The board is revising the structure for the relevant criteria of the negotiation unit

The National Labor Relations Board today ruled in the case of American Steel Construction, Inc., in which the Board changed the test it uses to determine if additional employees must be included in a claimant unit in order for it to be the proper negotiating unit. . This decision brings the Board back to its previous trials of decisions such as Specialty Healthcare & Rehabilitation Center of Mobile, 357 NLRB 934 (2011) canceling PCC Structurals, 365 NLRB #160 (2017) and Boeing. , 368 ZSB No. 67 (2019).
In its decision, the board reaffirmed its longstanding principle that employees of candidate organizations must be “easily identifiable as a group” and have a “community of interest”. However, if a party believes that a proposed unit that meets these criteria should include additional staff, the board reiterates that it is the party’s responsibility to demonstrate that the excluded staff members share an “overwhelming community of interest” in order to force their inclusion into a conversation unit. .
“The committee’s job in evaluating the adequacy of a call center is to ensure that employees enjoy – in the language of the National Industrial Relations Act – “total freedom of association,” said chairwoman Lauren McFerran. “The restoration of professional health care standards is consistent with this principle, ensuring that workers have the opportunity to organize themselves into units of their choice, as long as it is not arbitrary or irrational.”
The decision followed a notice to the Board and an invitation to briefings asking the parties and the amicus curiae to provide a summary of whether the Board should review its criteria for determining whether the proposed negotiating unit is appropriate.
Members Wilcox and Prouty, along with Chairman McFerran, published the decision.

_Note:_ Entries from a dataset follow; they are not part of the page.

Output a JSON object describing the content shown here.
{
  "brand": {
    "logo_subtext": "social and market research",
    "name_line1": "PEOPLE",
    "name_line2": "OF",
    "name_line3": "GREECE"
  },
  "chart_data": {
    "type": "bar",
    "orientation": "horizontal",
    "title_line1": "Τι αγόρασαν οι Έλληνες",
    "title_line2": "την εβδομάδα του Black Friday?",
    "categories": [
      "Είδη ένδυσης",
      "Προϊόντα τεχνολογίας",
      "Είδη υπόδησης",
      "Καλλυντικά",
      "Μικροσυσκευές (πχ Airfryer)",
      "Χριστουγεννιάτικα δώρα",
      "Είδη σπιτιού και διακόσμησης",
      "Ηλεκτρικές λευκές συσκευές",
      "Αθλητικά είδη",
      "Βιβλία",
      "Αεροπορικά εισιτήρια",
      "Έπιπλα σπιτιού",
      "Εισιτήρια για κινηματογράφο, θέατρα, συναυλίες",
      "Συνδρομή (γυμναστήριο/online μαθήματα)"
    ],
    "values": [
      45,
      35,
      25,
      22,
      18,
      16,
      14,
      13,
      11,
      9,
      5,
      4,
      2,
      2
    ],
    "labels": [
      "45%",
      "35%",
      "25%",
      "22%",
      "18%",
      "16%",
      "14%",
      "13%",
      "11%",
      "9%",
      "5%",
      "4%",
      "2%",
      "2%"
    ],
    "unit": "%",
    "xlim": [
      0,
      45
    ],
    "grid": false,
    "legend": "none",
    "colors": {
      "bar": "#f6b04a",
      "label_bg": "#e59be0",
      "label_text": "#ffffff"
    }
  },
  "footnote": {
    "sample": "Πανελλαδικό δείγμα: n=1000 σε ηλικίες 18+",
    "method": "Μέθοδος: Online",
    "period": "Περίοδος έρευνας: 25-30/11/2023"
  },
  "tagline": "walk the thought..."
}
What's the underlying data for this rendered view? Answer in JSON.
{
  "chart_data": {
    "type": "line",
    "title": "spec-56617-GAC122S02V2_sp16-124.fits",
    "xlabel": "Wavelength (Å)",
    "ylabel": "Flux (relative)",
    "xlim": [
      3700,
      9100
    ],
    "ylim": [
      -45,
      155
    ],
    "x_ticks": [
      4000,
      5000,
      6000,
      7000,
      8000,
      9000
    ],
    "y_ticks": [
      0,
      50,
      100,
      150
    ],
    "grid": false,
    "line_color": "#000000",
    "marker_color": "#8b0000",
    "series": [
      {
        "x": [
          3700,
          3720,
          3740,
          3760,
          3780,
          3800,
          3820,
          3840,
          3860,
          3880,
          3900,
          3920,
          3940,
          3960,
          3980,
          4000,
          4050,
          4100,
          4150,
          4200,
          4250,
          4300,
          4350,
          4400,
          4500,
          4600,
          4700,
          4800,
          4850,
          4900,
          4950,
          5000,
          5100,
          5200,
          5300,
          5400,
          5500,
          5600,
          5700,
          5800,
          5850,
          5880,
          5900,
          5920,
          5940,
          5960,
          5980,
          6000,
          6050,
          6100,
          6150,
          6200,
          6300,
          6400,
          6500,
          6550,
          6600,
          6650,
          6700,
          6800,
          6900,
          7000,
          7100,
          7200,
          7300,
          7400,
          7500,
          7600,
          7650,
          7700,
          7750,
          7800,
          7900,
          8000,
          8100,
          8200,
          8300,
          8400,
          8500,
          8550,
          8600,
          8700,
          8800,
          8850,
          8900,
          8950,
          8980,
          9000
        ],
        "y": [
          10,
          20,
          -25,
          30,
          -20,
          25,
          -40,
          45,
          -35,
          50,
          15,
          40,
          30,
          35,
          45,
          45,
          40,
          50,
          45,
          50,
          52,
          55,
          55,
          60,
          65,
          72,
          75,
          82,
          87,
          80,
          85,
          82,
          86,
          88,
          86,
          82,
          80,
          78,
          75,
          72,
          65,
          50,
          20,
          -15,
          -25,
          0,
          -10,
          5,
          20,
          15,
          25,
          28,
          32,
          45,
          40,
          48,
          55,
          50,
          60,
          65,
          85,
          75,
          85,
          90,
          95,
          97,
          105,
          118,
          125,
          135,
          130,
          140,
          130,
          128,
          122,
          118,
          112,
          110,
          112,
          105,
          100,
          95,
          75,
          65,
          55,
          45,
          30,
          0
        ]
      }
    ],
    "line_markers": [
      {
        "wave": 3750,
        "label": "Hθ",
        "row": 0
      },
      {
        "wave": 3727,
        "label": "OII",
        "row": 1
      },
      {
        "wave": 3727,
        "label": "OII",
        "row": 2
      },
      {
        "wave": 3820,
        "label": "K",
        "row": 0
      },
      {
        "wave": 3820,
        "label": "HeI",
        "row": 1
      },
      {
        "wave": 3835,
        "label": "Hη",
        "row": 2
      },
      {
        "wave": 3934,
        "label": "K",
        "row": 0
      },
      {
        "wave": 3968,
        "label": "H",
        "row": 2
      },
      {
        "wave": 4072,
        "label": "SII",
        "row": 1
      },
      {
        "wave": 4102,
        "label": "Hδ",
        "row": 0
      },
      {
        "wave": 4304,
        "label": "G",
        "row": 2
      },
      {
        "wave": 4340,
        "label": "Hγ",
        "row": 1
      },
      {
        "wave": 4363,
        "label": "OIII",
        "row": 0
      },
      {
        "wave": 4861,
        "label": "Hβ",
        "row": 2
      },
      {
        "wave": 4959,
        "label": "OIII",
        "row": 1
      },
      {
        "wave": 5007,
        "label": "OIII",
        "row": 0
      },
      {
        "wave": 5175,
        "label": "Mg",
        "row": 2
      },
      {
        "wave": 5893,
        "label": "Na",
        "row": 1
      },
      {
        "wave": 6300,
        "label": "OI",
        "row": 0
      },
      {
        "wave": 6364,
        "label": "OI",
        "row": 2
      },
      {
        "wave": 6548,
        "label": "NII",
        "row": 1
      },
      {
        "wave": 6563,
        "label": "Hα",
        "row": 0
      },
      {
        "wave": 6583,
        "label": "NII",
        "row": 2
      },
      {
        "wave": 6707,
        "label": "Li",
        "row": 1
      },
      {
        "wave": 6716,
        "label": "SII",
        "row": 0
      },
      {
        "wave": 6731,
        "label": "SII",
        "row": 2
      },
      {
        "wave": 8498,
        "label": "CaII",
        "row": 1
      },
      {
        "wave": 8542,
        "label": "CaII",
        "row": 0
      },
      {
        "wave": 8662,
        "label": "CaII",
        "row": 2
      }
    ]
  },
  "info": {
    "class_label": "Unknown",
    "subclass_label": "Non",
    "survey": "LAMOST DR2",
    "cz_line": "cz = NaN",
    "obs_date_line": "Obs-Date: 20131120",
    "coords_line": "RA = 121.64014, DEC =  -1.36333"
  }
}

Members Kaplan and Ring disagree.
The National Labor Relations Board was established in 1935 as an independent federal agency to protect workers from unfair labor practices and to protect private sector workers from organizing for higher wages, benefits, and jobs, with or without union rights. The NLRB holds hundreds of workplace elections each year and investigates thousands of allegations of unfair labor practices.